Bundeskanzler Olaf Scholz (SPD) und Bundeswirtschaftsminister Robert Habeck (Grüne) haben sich über den Atomausstieg abgestimmt, während der frühere Finanzminister Christian Lindner (FDP) außen vor blieb. Diese Informationen wurden durch interne Dokumente und Beratungen zwischen den beiden Führungspersönlichkeiten im Vorfeld des endgültigen Atomausstiegs, der am 15. April 2023 vollzogen wurde, bekannt. Ursprünglich war der Ausstieg bereits für den 31. Dezember 2022 geplant, jedoch führte ein Machtwort des Kanzlers zu einer weiteren Debatte über die Laufzeit der Atomkraftwerke, insbesondere von ISAR 2 und Neckarwestheim.
In einem aktuellen Bericht des Merkur wird deutlich, dass Scholz im Oktober 2022 seine Richtlinienkompetenz nutzte, um einen vermeintlichen Streit zwischen den Koalitionspartnern zu beenden. Der Staatssekretär im Kanzleramt stellte die Frage, ob eine Prüfung der Atomlaufzeiten ohne die Einbindung des Bundesfinanzministeriums möglich sei, während die Grünen einen Vorschlag, die Kraftwerke in Reserve zu halten, als wenig praktikabel erachteten. Laut Habeck sollte eine endgültige Entscheidung über die Laufzeit der Kraftwerke fallen, um Zugeständnisse bei einem „Energieeffizienzgesetz“ einzuholen.
Untersuchungsausschuss zum Atomausstieg
Der Atomausstieg wird nun auch in einem Untersuchungsausschuss des Bundestages analysiert, der von der Union angestoßen wurde. Der Ausschuss, der am 4. Juli 2024 konstituiert wurde, hat das Ziel, die Entscheidungsprozesse zur Anpassung der nationalen Energieversorgung zu untersuchen. Schwerpunkt ist insbesondere die Prüfung, ob eine „ergebnisoffene Prüfung eines Weiterbetriebs“ der Kernkraftwerke tatsächlich stattfand. Am 16. Januar 2025 sind Scholz und Habeck in diesem Ausschuss geladen, um den Entscheidungshorizont zu erläutern und Informationen zu den durchgeführten Prozessen zur Verfügung zu stellen. Hierbei geht es auch um die Einbeziehung nationaler und internationaler Entscheidungsträger sowie um die Kommunikation dieser Entscheidungen an den Bundestag und die Öffentlichkeit.
Die Bundestagspräsidentin Bärbel Bas eröffnete die konstituierende Sitzung des Ausschusses, der von Dr. Stefan Heck (CDU) geleitet wird. Es sollen vor allem die Entscheidungsgrundlagen geprüft werden, die dem Atomausstieg zugrunde lagen.

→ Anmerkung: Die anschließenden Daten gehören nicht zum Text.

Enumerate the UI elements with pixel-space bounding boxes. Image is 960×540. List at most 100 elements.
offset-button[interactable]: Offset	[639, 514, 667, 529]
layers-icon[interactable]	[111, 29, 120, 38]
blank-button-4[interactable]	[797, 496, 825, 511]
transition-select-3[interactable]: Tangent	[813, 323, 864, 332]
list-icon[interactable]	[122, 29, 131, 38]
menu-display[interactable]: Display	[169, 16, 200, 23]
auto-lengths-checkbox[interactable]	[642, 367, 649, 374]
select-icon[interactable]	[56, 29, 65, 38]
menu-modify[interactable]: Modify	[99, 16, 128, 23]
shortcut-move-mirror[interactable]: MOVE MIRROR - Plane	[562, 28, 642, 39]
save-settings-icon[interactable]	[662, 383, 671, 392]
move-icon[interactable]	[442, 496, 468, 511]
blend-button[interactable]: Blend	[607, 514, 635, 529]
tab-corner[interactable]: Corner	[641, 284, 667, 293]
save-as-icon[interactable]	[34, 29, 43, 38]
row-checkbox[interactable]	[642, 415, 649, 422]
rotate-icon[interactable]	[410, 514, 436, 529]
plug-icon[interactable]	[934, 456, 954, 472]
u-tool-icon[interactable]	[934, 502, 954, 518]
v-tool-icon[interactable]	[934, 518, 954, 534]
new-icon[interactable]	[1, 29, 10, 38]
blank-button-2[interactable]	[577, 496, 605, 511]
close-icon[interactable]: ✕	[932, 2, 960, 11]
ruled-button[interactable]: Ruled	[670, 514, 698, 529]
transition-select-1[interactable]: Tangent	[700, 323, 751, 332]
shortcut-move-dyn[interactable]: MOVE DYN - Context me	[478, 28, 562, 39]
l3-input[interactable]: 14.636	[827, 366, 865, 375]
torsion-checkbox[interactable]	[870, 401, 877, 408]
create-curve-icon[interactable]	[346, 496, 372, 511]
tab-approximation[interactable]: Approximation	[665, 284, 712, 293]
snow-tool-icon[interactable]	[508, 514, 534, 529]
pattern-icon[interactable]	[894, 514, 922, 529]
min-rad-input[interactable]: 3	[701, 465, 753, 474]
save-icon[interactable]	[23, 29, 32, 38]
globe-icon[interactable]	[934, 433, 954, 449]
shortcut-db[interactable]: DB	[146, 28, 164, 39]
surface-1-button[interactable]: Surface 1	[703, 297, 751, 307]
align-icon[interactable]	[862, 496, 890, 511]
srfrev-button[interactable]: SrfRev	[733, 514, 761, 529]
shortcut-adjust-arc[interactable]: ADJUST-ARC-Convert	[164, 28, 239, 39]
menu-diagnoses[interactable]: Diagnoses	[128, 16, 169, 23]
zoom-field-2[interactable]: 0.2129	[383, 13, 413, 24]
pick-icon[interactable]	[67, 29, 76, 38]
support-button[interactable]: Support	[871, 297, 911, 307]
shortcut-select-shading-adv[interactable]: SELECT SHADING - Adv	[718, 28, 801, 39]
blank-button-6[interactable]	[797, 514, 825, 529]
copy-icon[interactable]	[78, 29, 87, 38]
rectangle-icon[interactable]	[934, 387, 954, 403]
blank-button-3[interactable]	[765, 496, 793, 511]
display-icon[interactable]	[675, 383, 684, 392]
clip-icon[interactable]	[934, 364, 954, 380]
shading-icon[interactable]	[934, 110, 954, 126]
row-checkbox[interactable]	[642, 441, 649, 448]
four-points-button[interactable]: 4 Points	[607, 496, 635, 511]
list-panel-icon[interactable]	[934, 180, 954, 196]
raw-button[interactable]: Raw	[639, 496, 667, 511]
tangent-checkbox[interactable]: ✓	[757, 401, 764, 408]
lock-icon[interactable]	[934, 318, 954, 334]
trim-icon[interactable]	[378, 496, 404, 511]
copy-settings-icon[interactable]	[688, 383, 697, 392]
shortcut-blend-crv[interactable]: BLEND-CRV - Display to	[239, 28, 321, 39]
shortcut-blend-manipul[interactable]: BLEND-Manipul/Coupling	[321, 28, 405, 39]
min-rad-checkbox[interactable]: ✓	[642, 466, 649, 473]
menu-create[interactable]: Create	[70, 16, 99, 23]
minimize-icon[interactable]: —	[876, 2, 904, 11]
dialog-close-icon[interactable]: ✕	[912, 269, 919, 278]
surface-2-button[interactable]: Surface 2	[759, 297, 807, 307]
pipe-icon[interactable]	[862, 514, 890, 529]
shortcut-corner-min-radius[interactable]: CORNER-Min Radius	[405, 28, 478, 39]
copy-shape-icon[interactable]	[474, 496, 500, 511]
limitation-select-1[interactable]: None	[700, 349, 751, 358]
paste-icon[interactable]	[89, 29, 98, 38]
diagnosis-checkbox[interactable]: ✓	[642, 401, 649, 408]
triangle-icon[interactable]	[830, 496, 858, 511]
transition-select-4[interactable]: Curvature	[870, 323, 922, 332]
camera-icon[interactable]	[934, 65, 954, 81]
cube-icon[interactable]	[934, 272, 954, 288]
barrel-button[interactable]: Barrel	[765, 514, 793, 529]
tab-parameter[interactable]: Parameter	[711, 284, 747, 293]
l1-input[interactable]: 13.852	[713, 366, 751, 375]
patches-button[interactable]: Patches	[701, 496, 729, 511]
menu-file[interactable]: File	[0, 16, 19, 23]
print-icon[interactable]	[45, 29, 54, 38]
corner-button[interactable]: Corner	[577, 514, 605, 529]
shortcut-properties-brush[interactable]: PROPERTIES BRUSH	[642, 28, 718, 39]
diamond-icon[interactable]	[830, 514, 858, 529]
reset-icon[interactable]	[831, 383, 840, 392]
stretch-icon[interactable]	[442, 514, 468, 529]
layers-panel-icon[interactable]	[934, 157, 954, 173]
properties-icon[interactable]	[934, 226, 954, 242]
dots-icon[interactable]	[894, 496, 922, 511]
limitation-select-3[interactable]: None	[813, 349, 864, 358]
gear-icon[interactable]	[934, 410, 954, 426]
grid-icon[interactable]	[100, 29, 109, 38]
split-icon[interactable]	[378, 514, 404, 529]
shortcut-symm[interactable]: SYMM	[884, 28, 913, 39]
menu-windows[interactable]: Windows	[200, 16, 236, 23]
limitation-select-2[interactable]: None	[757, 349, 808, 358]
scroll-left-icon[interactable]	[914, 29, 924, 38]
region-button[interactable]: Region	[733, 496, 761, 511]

Insbesondere sollen die Erkenntnisse über die energiepolitischen und nuklearen Sicherheitsaspekte im Kontext des Ukraine-Kriegs berücksichtigt werden, der erhebliche Auswirkungen auf die deutsche Energieversorgung hatte. Der Ausschuss plant, die Zeitspanne vom 24. Februar 2022 bis zur Einsetzung zu berücksichtigen, um vollständig zu erfassen, welche Informationen zur Entscheidungsfindung beitrugen.
Kritik an den Entscheidungsprozessen
Ein SPD-Abgeordneter äußerte, dass die Union den Untersuchungsausschuss möglicherweise als Wahlkampfmanöver nutzen wolle. Angesichts der internen FDP-Dokumente, die einen geplanten Bruch der Ampel-Koalition offenbaren, zeigt sich die prekäre Lage innerhalb der Bundesregierung. Es bleibt abzuwarten, inwieweit die Untersuchung zu einer Klarstellung der Abläufe und Entscheidungsfindungen im Zusammenhang mit dem deutschen Atomausstieg führen wird.
Zusammenfassend lässt sich feststellen, dass der Atomausstieg Deutschlands, welcher unter großen politischen Spannungen vollzogen wurde, nun im Kontext eines umfassenden Untersuchungsausschusses beleuchtet wird. Der Ausgang dieser Prüfung könnte weitreichende Konsequenzen für die künftige Energiepolitik in Deutschland haben.